Bau busuk bangkai paus di POMALAA: yang membusuk bukan hanya bangkai, tapi juga tanggung jawab
Oleh: Andri Ovianto
(Ketua JMSI Kolaka Raya)
Bau busuk bangkai paus yang tergeletak di pesisir Pomalaa kini menyengat hidung warga. Namun ada sesuatu yang jauh lebih menyengat dari itu: lambannya tanggung jawab pihak yang seharusnya segera bertindak.
Seekor paus mati di pantai bukan sekadar kejadian biasa. Bangkai raksasa yang membusuk di ruang publik bukan hanya merusak pemandangan, tetapi juga berpotensi menimbulkan pencemaran, penyakit, dan keresahan warga. Dalam situasi seperti ini, publik tentu berharap ada respons cepat dari pemerintah dan dinas terkait.
Sayangnya, yang terlihat justru sebaliknya: diam, lambat, dan seperti saling menunggu.
Bangkai paus tetap tergeletak. Bau busuk terus menyebar. Warga menutup hidung. Tetapi pertanyaan paling sederhana belum juga terjawab: siapa yang sebenarnya bertanggung jawab?
Di negeri yang penuh dengan lembaga, dinas, dan birokrasi, sering kali masalah sederhana justru berubah menjadi rumit. Semua menunggu instruksi. Semua menunggu koordinasi. Semua menunggu rapat. Tidak ada yang berani bergerak cepat.
Padahal, masalahnya sangat jelas: ada bangkai paus yang harus segera ditangani.

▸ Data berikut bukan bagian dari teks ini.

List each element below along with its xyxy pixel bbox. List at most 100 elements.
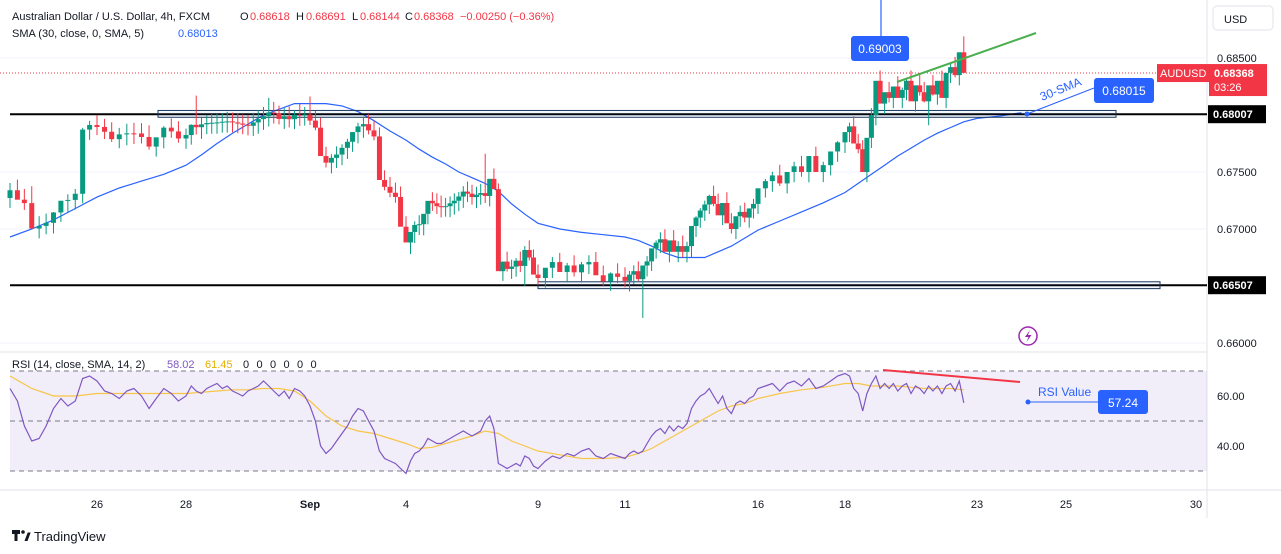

Ketika persoalan nyata seperti ini saja tidak bisa ditangani dengan cepat, wajar jika publik mulai meragukan keseriusan pemerintah dalam mengurus masalah yang lebih besar. Birokrasi yang terlalu lama berpikir tanpa bertindak hanya akan menghasilkan satu hal: pembiaran.
Lebih ironis lagi, kejadian seperti ini sering menjadi gambaran klasik birokrasi kita. Ketika ada masalah di lapangan, instansi saling menunjuk. Tanggung jawab menjadi bola panas yang dilempar ke sana kemari. Tidak ada yang benar-benar berdiri di depan untuk berkata: “Ini tanggung jawab kami, dan kami akan selesaikan.”
Akibatnya, masyarakat yang harus menanggung dampaknya. Warga harus hidup dengan bau busuk. Lingkungan harus menerima risiko pencemaran. Sementara pihak yang seharusnya bekerja justru terlihat lamban bergerak.
Bangkai paus di Pomalaa kini bukan sekadar bangkai hewan laut. Ia telah berubah menjadi simbol kegagalan respons cepat pemerintah terhadap masalah publik.
Karena pada akhirnya, bau busuk itu bukan hanya berasal dari bangkai yang membusuk di pantai. Bau busuk itu juga datang dari lambannya tanggung jawab yang seharusnya hadir lebih dulu.
Dan jika bangkai paus saja harus menunggu terlalu lama untuk diurus, publik berhak bertanya dengan nada yang semakin keras:
Pemerintah bekerja… atau hanya menunggu semuanya membusuk?